Furman Bisher

Longtime dean of Atlanta sportswriters Furman Bisher covered the Masters, Kentucky Derby, and the Georgia-Georgia Tech football game more than 50 times each, and until his retirement in 2009, he was in the writers’ booth for every Super Bowl except the very first in 1967. Honored by his colleagues and revered by the many young writers he mentored, Bisher anchored the sports desk of The Atlanta Journal-Constitution for nearly sixty years and witnessed the rise of professional sports in Georgia.

The son of Chisolm E. and Mamie (Morris) Bisher, James Furman Bisher was born Nov. 4, 1918 in Denton, North Carolina. His father owned and operated an ice business, and later a hosiery mill, in Denton, and served a term as town mayor in 1938. That year Furman Bisher earned a bachelor’s degree in journalism from University of North Carolina at Chapel Hill and began editing the sports page of The Lumberton Voice, a first small step in what became a remarkable seventy-year career.

In the 1940s Bisher worked for North Carolina newspapers and served as a U.S. Naval officer (1943-46) in the Pacific during World War II. In 1950 he left the Charlotte News for Georgia, where he joined The Atlanta Constitution as sports editor. In 1957 he replaced The Atlanta Journal’s retiring sports editor, Ed Danforth, and continued in that post for the next half-century.  

As the Journal’s sports editor Bisher covered Atlanta’s arrival as a “major league” professional sports venue. The building of Atlanta Stadium, which opened in 1965, and the relocation there of the Braves baseball team (from Milwaukee) is chronicled in Bisher’s book Miracle in Atlanta. Other books that Bisher published while he was working as Atlanta’s premier sportswriter include books about the Atlanta Falcons football team and about the annual Masters Tournament, whose home is the Augusta (Georgia) National Golf Club. Bisher also co-wrote the first biography of the Atlanta Braves’ superstar right fielder Henry Aaron.  

Decades of Furman Bisher’s Atlanta newspaper stories have been compiled in several volumes and numerous anthologies. His stories and columns appeared frequently in national magazines such as The Saturday Evening Post, Sport, True, Sports Illustrated, and The Sporting News. A writer who was regularly featured in sportswriting anthologies, Bisher’s byline appeared in Best Sports Stories of the Year alone a remarkable twenty-three times.

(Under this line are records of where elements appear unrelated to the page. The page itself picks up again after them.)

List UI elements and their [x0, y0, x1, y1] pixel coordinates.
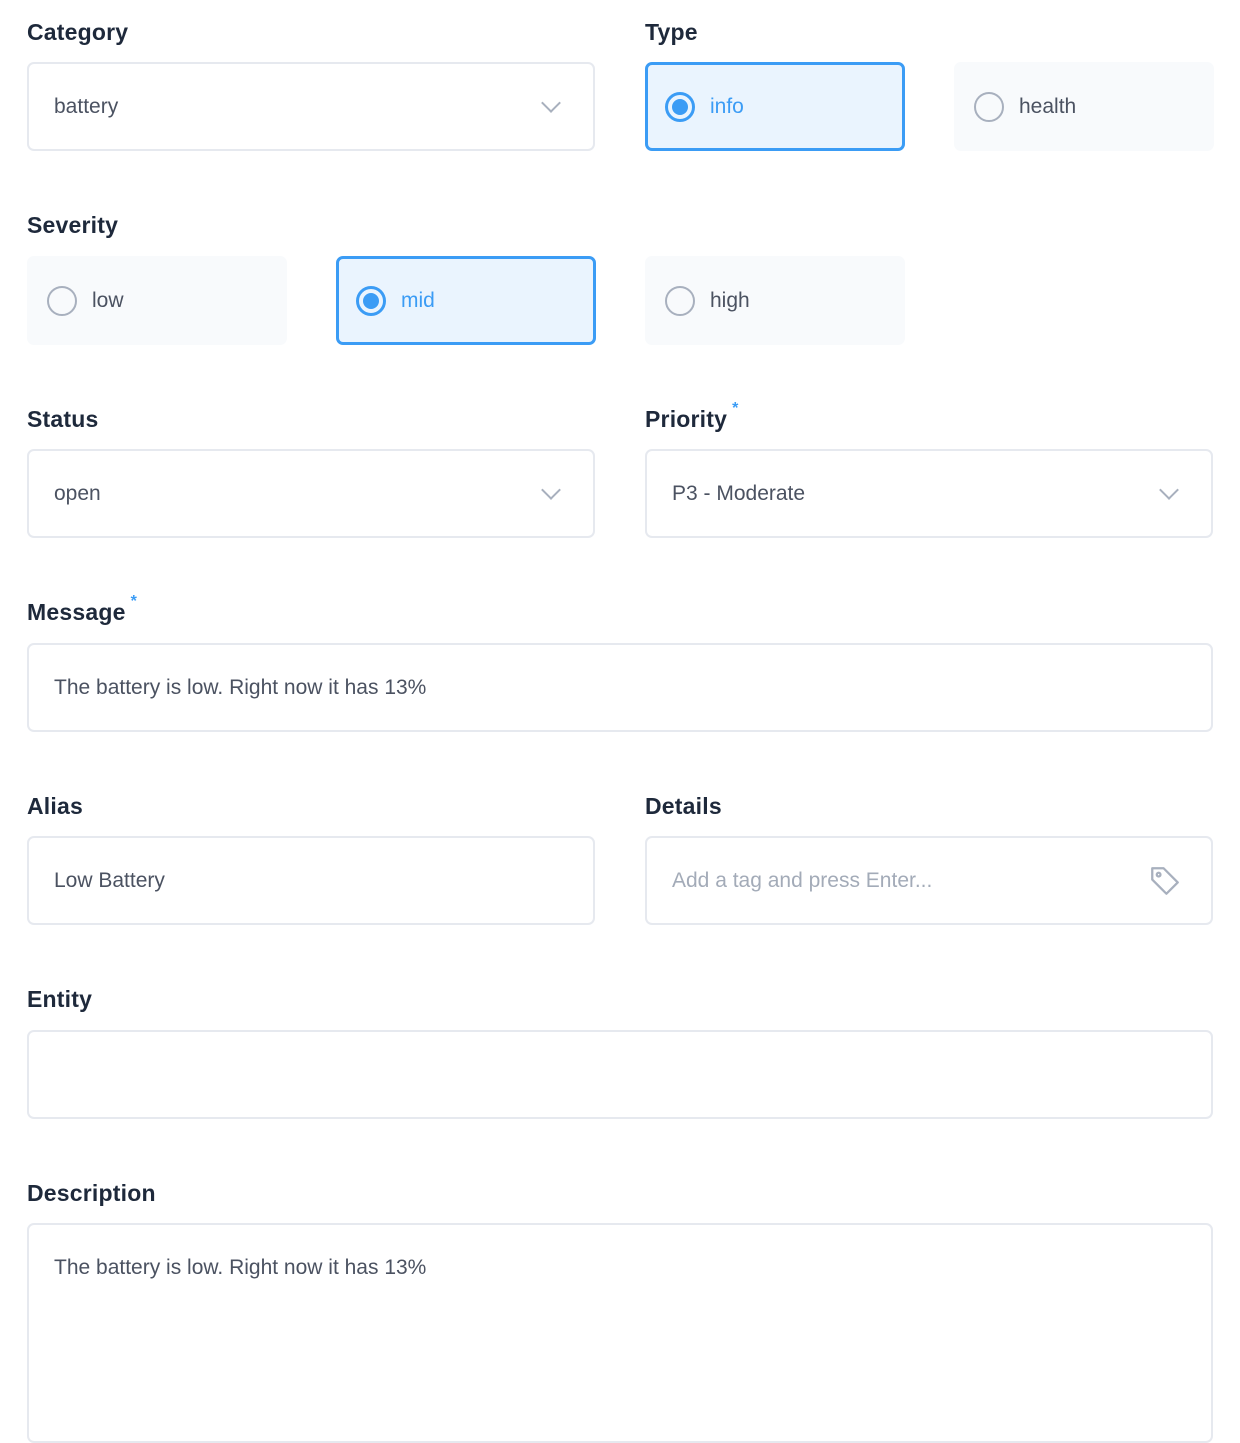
- type-option-health[interactable]: health: [954, 62, 1214, 151]
- alias-input[interactable]: Low Battery: [27, 836, 595, 925]
- severity-option-high[interactable]: high: [645, 256, 905, 345]
- category-label: Category: [27, 19, 129, 45]
- required-mark: *: [130, 593, 138, 610]
- radio-unchecked-icon: [974, 91, 1004, 122]
- type-option-info[interactable]: info: [645, 62, 905, 151]
- status-value: open: [54, 481, 101, 505]
- priority-label-text: Priority: [645, 406, 728, 432]
- tag-icon: [1151, 866, 1179, 895]
- status-label: Status: [27, 406, 99, 432]
- option-label: info: [710, 94, 744, 118]
- message-label: Message *: [27, 593, 137, 626]
- description-label: Description: [27, 1180, 156, 1206]
- alias-label: Alias: [27, 793, 83, 819]
- category-select[interactable]: battery: [27, 62, 595, 151]
- radio-checked-icon: [356, 285, 386, 316]
- category-value: battery: [54, 94, 119, 118]
- radio-unchecked-icon: [47, 285, 77, 316]
- priority-label: Priority *: [645, 400, 739, 433]
- message-input[interactable]: The battery is low. Right now it has 13%: [27, 643, 1213, 732]
- message-label-text: Message: [27, 599, 126, 625]
- priority-select[interactable]: P3 - Moderate: [645, 449, 1213, 538]
- radio-checked-icon: [665, 91, 695, 122]
- details-label: Details: [645, 793, 722, 819]
- radio-unchecked-icon: [665, 285, 695, 316]
- severity-option-mid[interactable]: mid: [336, 256, 596, 345]
- message-value: The battery is low. Right now it has 13%: [54, 675, 427, 699]
- required-mark: *: [732, 400, 739, 417]
- entity-label: Entity: [27, 986, 93, 1012]
- details-tag-input[interactable]: Add a tag and press Enter...: [645, 836, 1213, 925]
- severity-option-low[interactable]: low: [27, 256, 287, 345]
- status-select[interactable]: open: [27, 449, 595, 538]
- chevron-down-icon: [541, 479, 561, 500]
- description-value: The battery is low. Right now it has 13%: [54, 1256, 427, 1279]
- entity-input[interactable]: [27, 1030, 1213, 1119]
- type-label: Type: [645, 19, 698, 45]
- option-label: mid: [401, 288, 435, 312]
- option-label: low: [92, 288, 124, 312]
- description-textarea[interactable]: The battery is low. Right now it has 13%: [27, 1223, 1213, 1443]
- severity-label: Severity: [27, 212, 119, 238]
- details-placeholder: Add a tag and press Enter...: [672, 868, 933, 892]
- chevron-down-icon: [1159, 479, 1179, 500]
- priority-value: P3 - Moderate: [672, 481, 806, 505]
- option-label: health: [1019, 94, 1077, 118]
- chevron-down-icon: [541, 92, 561, 113]
- option-label: high: [710, 288, 750, 312]
- alias-value: Low Battery: [54, 868, 165, 892]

Bisher received the Georgia state Associated Press’s Sports Writing Award eighteen times, and he was named Georgia Sportswriter of the Year a remarkable nineteen times. He is an inductee of the National Sportscaster and Sportswriters Hall of Fame (1989), the International Golf Writers Hall of Fame (1989), the Georgia Sports Hall of Fame (1990), the North Carolina Sports Hall of Fame (1995), and the Atlanta Sports Hall of Fame (2006).

After his official retirement in 2009, Bisher continued to write occasionally for the Atlanta Journal-Constitution and cover golf tournaments up to the time of his death of a heart attack in 2012 at the age of 93.

In Bisher’s Atlanta Journal-Constitution obituary, Bisher’s friend and former senior editor Jim Minter said of him, "He put more quality words on newsprint than any other writer in the last half of the 20th century."  In six decades, Minter said, "He never wrote a bad column."

Bibliography

The following works written by Furman Bisher are held by the UGA Special Collections Libraries:

With a Southern Exposure. New York, T. Nelson, 1962.

Strange but True Baseball Stories. New York: Random House, 1966

Miracle in Atlanta. Cleveland, OH: World Pub. Co., 1966.

The Birth of a Legend: Arnold Palmer's Golden Year, 1960. Englewood Cliffs, N.J.: Prentice-Hall, 1972.

"Aaron, r.f."  Cleveland, OH: World Pub. Co., 1968. Revised edition: Aaron. New York: Crowell, 1974.

 The Atlanta Falcons: Violence and Victory. Englewood Cliffs, N.J.: Prentice-Hall, 1973.

The Masters: Augusta Revisited. Birmingham, AL.: Oxmoor House, 1976.

The Furman Bisher Collection. Dallas, TX: Taylor Pub., 1989.

Atlanta's Half-Century: As Seen Through the Eyes of Columnists. Atlanta: Longstreet Press, 1997.

Thankful. Atlanta: Longstreet Press, 1997.

Furman Bisher: Face to Face. Champaign, IL: Sports Publishing, 2005.

Manuscript Holdings

The University of Georgia's Hargrett Rare Book and Manuscript Library in Athens, Georgia, holds a substantial collection of Furman Bisher's papers, including notebooks, clippings, correspondence, and printed materials documenting his career.